O CEO da Fórmula 1, Stefano Domenicali, está trabalhando para encontrar uma maneira adequada de encerrar o campeonato mundial. A possibilidade da corrida em Lusail ou em Yas Marina ser transferida para Ímola não pode ser descartada, seguindo o mesmo caminho do GP do Bahrein, que será realizado na Malásia em 4 de outubro.

Nesse cenário, Imola também poderia recuperar a corrida que foi cancelada em 2023 devido às inundações que devastaram a região. E, caso o plano se concretize, a etapa poderia contar com um orçamento fornecido pelo Catar, que ficaria com toda a campanha organizadora, enquanto a empresa responsável pelo circuito seria responsável pela gestão da prova.

Assim, as receitas de patrocínio e da venda de ingressos ficariam com o promotor do Catar, enquanto Ímola receberia o reembolso dos custos de organização da corrida. Com o acordo, o país manteria sua etapa no calendário, enquanto a Liberty Media teria as 22 provas previstas para o calendário de 2026 e evitaria possíveis multas das emissoras detentoras dos direitos de transmissão.

De forma inesperada, Imola retornaria ao calendário, enquanto Geronimo La Russa, presidente da ACI Itália, se beneficiaria de uma segunda corrida em solo italiano sem precisar gastar. Para Domenicali, seria uma maneira extraordinária de concretizar tudo. Segundo informações divulgadas pelo Motorsport.com, as equipes, por precaução, fizeram reservas provisórias em hotéis na região de Imola.

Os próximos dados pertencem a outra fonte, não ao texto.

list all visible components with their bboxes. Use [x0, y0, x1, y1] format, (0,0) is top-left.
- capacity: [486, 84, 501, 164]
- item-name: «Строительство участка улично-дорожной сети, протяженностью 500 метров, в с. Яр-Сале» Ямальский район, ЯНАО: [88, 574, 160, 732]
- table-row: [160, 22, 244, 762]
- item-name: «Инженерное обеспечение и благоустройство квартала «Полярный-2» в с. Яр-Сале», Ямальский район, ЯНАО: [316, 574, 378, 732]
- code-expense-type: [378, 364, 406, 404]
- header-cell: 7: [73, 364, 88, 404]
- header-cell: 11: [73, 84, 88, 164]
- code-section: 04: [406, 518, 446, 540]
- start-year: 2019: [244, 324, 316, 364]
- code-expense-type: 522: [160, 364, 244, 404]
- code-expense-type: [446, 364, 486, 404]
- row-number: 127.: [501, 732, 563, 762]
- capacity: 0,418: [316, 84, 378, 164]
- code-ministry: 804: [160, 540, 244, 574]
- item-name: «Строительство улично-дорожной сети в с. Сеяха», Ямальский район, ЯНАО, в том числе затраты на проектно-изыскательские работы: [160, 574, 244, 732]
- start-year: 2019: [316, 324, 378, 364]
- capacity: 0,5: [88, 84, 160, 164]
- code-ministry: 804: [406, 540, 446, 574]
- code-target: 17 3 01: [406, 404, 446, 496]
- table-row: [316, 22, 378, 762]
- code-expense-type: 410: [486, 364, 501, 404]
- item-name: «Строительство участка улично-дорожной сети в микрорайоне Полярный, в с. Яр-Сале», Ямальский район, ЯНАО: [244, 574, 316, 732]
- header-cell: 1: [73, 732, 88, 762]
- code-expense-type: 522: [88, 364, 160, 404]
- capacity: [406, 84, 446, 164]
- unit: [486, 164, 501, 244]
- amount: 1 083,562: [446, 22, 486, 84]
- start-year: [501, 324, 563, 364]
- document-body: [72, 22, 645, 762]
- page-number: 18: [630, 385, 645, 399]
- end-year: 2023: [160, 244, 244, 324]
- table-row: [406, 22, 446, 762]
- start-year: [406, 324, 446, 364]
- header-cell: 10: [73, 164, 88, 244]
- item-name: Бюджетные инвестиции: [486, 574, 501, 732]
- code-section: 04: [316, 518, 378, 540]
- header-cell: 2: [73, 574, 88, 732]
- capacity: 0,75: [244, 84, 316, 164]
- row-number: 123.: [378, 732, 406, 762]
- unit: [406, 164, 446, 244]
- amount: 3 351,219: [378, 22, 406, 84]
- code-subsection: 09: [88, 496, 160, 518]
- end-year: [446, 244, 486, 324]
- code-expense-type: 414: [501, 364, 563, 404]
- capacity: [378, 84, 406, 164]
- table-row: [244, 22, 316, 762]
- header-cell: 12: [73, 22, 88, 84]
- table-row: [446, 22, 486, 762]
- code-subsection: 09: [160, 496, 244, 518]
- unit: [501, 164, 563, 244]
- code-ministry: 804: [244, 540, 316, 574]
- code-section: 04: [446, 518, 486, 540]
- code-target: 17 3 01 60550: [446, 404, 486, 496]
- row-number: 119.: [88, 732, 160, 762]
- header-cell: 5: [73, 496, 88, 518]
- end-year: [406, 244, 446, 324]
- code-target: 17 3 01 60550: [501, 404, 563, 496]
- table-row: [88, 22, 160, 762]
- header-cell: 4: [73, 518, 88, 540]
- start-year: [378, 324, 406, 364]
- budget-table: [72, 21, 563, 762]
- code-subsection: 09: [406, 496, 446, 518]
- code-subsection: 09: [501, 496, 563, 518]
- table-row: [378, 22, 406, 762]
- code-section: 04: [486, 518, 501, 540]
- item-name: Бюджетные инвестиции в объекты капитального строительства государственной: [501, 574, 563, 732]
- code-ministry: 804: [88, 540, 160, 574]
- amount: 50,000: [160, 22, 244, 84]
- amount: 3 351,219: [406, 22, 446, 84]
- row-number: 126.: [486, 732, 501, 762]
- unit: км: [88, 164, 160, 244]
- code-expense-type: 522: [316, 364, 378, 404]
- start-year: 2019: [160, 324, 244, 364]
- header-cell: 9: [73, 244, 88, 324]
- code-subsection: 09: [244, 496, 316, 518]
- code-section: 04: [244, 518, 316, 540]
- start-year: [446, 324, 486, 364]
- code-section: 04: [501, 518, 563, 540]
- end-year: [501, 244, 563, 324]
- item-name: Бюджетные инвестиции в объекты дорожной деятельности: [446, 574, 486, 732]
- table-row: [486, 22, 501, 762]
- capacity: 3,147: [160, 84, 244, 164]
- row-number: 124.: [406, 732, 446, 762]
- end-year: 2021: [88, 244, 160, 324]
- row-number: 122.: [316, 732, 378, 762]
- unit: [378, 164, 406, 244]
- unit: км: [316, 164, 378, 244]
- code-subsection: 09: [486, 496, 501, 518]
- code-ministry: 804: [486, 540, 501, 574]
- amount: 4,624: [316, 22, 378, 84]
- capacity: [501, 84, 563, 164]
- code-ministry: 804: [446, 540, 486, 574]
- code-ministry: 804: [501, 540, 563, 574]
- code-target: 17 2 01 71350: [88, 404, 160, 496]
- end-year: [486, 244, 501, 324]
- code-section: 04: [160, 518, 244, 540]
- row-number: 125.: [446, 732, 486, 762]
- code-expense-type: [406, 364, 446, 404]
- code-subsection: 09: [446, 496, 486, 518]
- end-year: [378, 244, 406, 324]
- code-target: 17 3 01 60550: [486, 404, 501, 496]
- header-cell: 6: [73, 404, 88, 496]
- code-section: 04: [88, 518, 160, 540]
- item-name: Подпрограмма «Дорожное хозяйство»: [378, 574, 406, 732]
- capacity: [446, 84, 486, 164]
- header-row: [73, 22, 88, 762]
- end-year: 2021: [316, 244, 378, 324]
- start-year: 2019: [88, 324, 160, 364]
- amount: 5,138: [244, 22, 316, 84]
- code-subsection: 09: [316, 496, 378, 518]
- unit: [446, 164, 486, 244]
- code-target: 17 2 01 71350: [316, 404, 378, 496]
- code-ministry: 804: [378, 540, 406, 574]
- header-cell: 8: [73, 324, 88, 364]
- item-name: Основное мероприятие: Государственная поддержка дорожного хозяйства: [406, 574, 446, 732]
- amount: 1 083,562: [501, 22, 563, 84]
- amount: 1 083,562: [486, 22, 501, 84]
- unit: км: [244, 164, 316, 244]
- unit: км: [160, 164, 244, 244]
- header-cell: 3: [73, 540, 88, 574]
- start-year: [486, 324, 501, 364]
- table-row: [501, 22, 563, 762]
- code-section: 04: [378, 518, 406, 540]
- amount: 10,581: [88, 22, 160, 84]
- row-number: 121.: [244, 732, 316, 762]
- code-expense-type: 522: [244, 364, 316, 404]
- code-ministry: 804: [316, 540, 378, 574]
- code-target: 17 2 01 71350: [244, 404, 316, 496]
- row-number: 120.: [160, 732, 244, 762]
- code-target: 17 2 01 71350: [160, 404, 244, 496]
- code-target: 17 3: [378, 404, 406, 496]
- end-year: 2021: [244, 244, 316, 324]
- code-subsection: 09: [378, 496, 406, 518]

Contudo, há uma grande incógnita sobre o circuito Enzo e Dino Ferrari: o risco do mau tempo em novembro. A preocupação não seria tanto o frio ou a chuva, mas sim o nevoeiro, com os helicópteros responsáveis pela segurança nos arredores impossibilitados de voar, paralisando as atividades.

Caso o Grande Prêmio do Catar aconteça na Emilia-Romagna, o cronograma do evento será revisado. A classificação e a corrida poderão ser antecipadas para evitar qualquer risco de falta de luz natural, com os dias ficando mais curtos nessa época do ano. Mas, por enquanto, o projeto permanece em segredo e não se fala oficialmente sobre ele.

A esperança é que o presidente dos EUA, Donald Trump, encontre uma solução definitiva para encerrar o conflito que iniciou com o Irã. Mas os italianos possivelmente ficarão entusiasmados com a perspectiva de a disputa pelo campeonato entre Kimi Antonelli e a Ferrari ser decidida em casa.